No, I see what you meant, and you've elaborated it nicely. In the conventional space, one sees in Europe in 1914 many of the same preoccupations that came into nuclear strategy in the early to mid Cold War, in a way: the need to have all this tremendously complicated, interlocking machinery awaiting a go command that might be given at any moment, the need to get it all in place and the troops disembarking the trains as quickly as possible to keep the other side from getting the jump in terms of mobilization, etc., etc. Perversely, the added fortifications in the west prove that the enemy is readier there and makes a sudden frontal assault even more necessary.
It raises some interesting questions. The rush to mass slaughter would have been lessened if the generals on one or both sides had understood that there was actually plenty of time because trench lines were pretty static, but then, if they'd understood that, there would have been no cult of the offensive, and hence no rush to war, and possibly this diplomatic crisis would have been resolved the same way a half-dozen others were before it.

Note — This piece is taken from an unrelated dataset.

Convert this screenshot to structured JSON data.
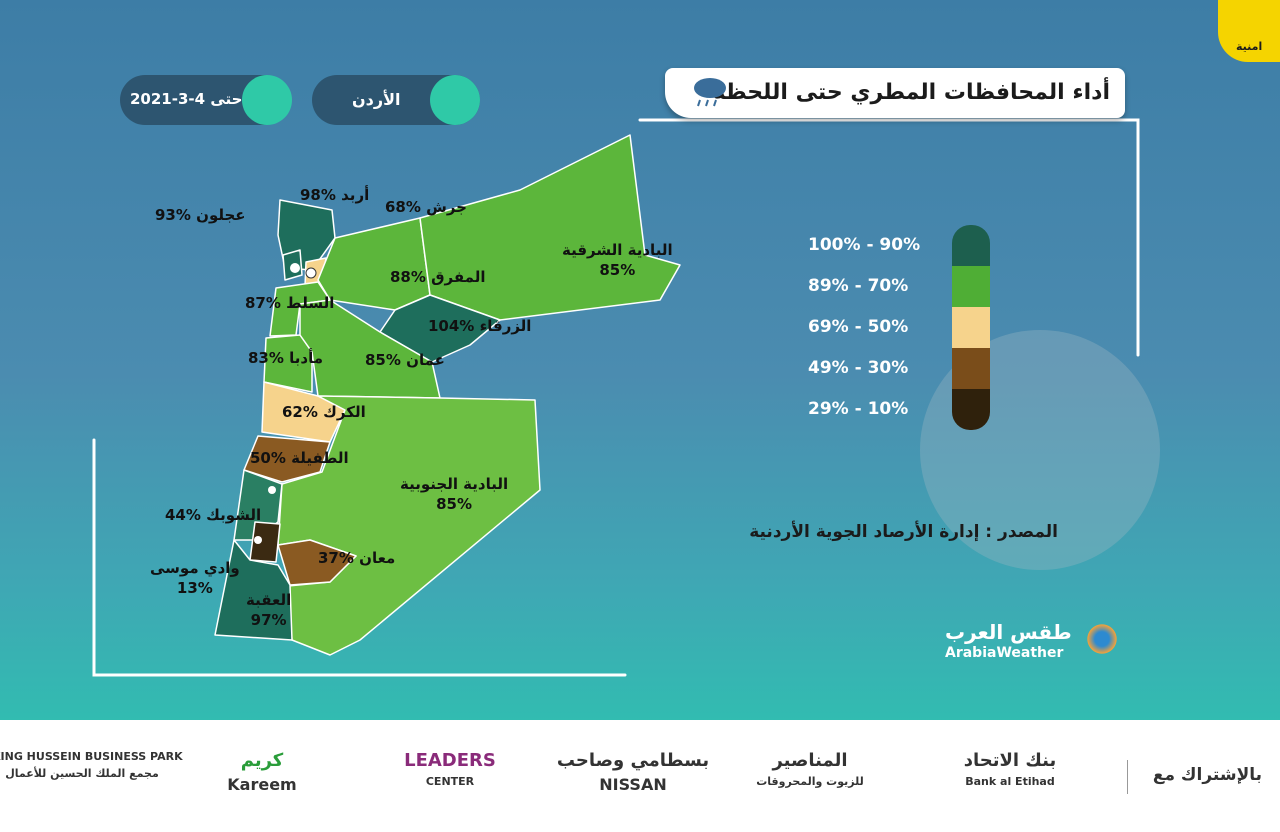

But you're also right about how selective our own history can be. The Marne is only, what, a couple days walk from Paris. In hindsight it's obvious that the advance that getting that far was the lucky part and the subsequent retreat and entrenchment was the typical part, but maybe if the Germans had been just a little bit luckier, the "Great War" would have confirmed the theory of the offensive instead of shattered it. But then I guess "if only we'd been just a little bit luckier" can stand in for the entire history of German aggression in the 20th century.